Color is a very important aspect of my working process, it creates an almost autobiographical layer of emotional content to the images. I experiment, and work liberally with color, adding layers of tone much like I did in the analog color darkroom or when steeping images into subsequent toner baths. My colors are inspired by early color processes, such as Autochromes, or by the color shifts inherent to various photographic media as they are markers for and trace the passage of time. I love the way that certain substrates like Polaroids from the 1970s, for example, fade to that ochre yellow or green. The color shifts themselves are sublime. Color becomes a tool with which I can inscribe emotion onto media. The patina of time on photographic substrates can literally color our memories and helps me to express the parallels between fugitive image, fugitive nature, and fugitive memory. Photography is the art of the fleeting - an attempt to catch hold of all things ephemeral —light, love, nature, time— however futile this attempt may be, we still try to grab hold of time, but time and memory are fickle.

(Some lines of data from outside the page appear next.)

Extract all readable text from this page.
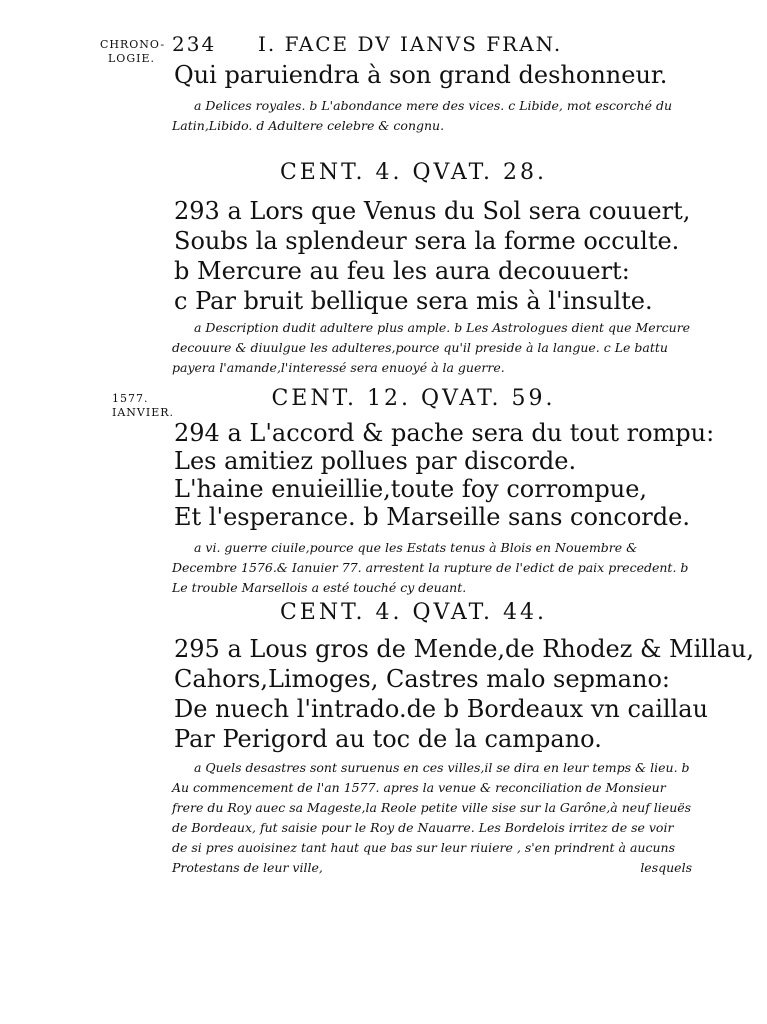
CHRONO-
LOGIE.
1577.
IANVIER.
234 I. FACE DV IANVS FRAN.
Qui paruiendra à son grand deshonneur.
a Delices royales. b L'abondance mere des vices. c Libide, mot escorché du Latin,Libido. d Adultere celebre & congnu.
CENT. 4. QVAT. 28.
293 a Lors que Venus du Sol sera couuert,
Soubs la splendeur sera la forme occulte.
b Mercure au feu les aura decouuert:
c Par bruit bellique sera mis à l'insulte.
a Description dudit adultere plus ample. b Les Astrologues dient que Mercure decouure & diuulgue les adulteres,pource qu'il preside à la langue. c Le battu payera l'amande,l'interessé sera enuoyé à la guerre.
CENT. 12. QVAT. 59.
294 a L'accord & pache sera du tout rompu:
Les amitiez pollues par discorde.
L'haine enuieillie,toute foy corrompue,
Et l'esperance. b Marseille sans concorde.
a vi. guerre ciuile,pource que les Estats tenus à Blois en Nouembre & Decembre 1576.& Ianuier 77. arrestent la rupture de l'edict de paix precedent. b Le trouble Marsellois a esté touché cy deuant.
CENT. 4. QVAT. 44.
295 a Lous gros de Mende,de Rhodez & Millau,
Cahors,Limoges, Castres malo sepmano:
De nuech l'intrado.de b Bordeaux vn caillau
Par Perigord au toc de la campano.
a Quels desastres sont suruenus en ces villes,il se dira en leur temps & lieu. b Au commencement de l'an 1577. apres la venue & reconciliation de Monsieur frere du Roy auec sa Mageste,la Reole petite ville sise sur la Garône,à neuf lieuës de Bordeaux, fut saisie pour le Roy de Nauarre. Les Bordelois irritez de se voir de si pres auoisinez tant haut que bas sur leur riuiere , s'en prindrent à aucuns Protestans de leur ville,	lesquels
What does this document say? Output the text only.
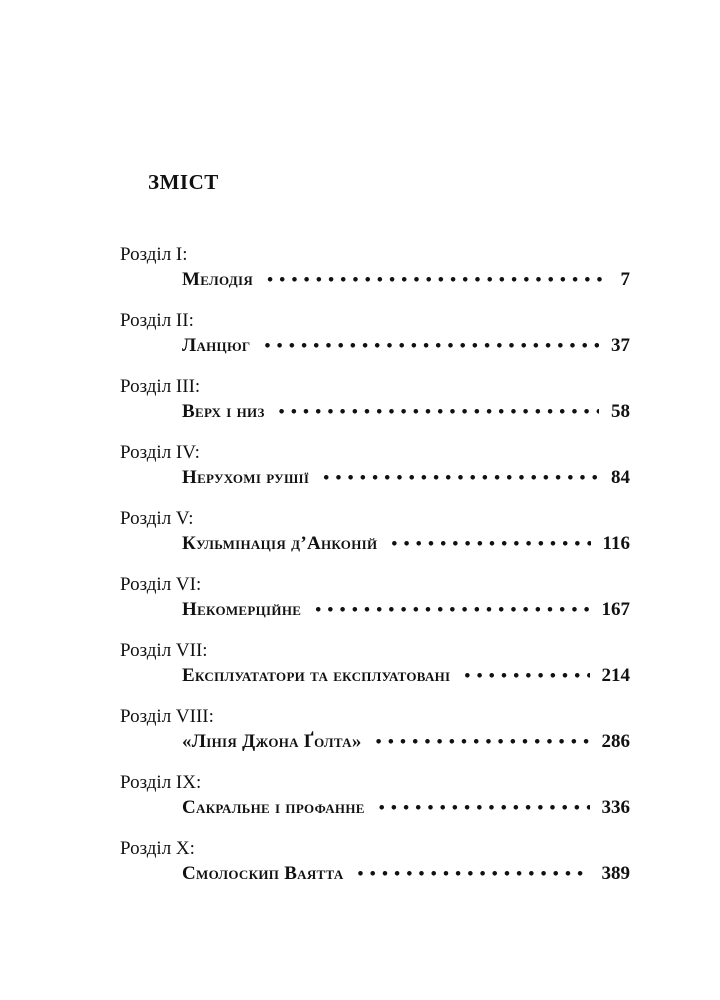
ЗМІСТ
Розділ I:
Мелодія • • •	7
Розділ II:
Ланцюг • • •	37
Розділ III:
Верх і низ • • •	58
Розділ IV:
Нерухомі рушії • • •	84
Розділ V:
Кульмінація д’Анконій • • •	116
Розділ VI:
Некомерційне • • •	167
Розділ VII:
Експлуататори та експлуатовані • • •	214
Розділ VIII:
«Лінія Джона Ґолта» • • •	286
Розділ IX:
Сакральне і профанне • • •	336
Розділ X:
Смолоскип Ваятта • • •	389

This quote from George Sand was on my first artist statement and is still relevant to my artistic practice today. “The consciousness of self as animal, vegetable, and mineral and the delight we feel plunging down into that consciousness is by no means degrading-- It is good to know the fundamental life at our roots.”

Alice Hargrave is a photographic, and video artist based in Chicago, whose most recent work is research based work about species and habitat loss. Her work over the years has explored impermanence as it pertains to environmental issues, the human condition, and the photographic medium itself. She is interested in how photographs literally color memory, and perception. Hargrave studied art and architectural history in Italy, and worked as a photographic artist in France and Spain. She is fluent in French, and received a University Fellowship to obtain her MFA from The University of Illinois, Chicago, where she explored the cusp between abstraction, and representation, and the relationship between painting, photography, and the sublime.

Hargrave has taught photography since 1994; at The School of The Art Institute Chicago, and University of Illinois, Chicago, before her tenure track full time professorship at Columbia College Chicago. She has currently decided to teach part time, while pursuing commissions, and work in conservation.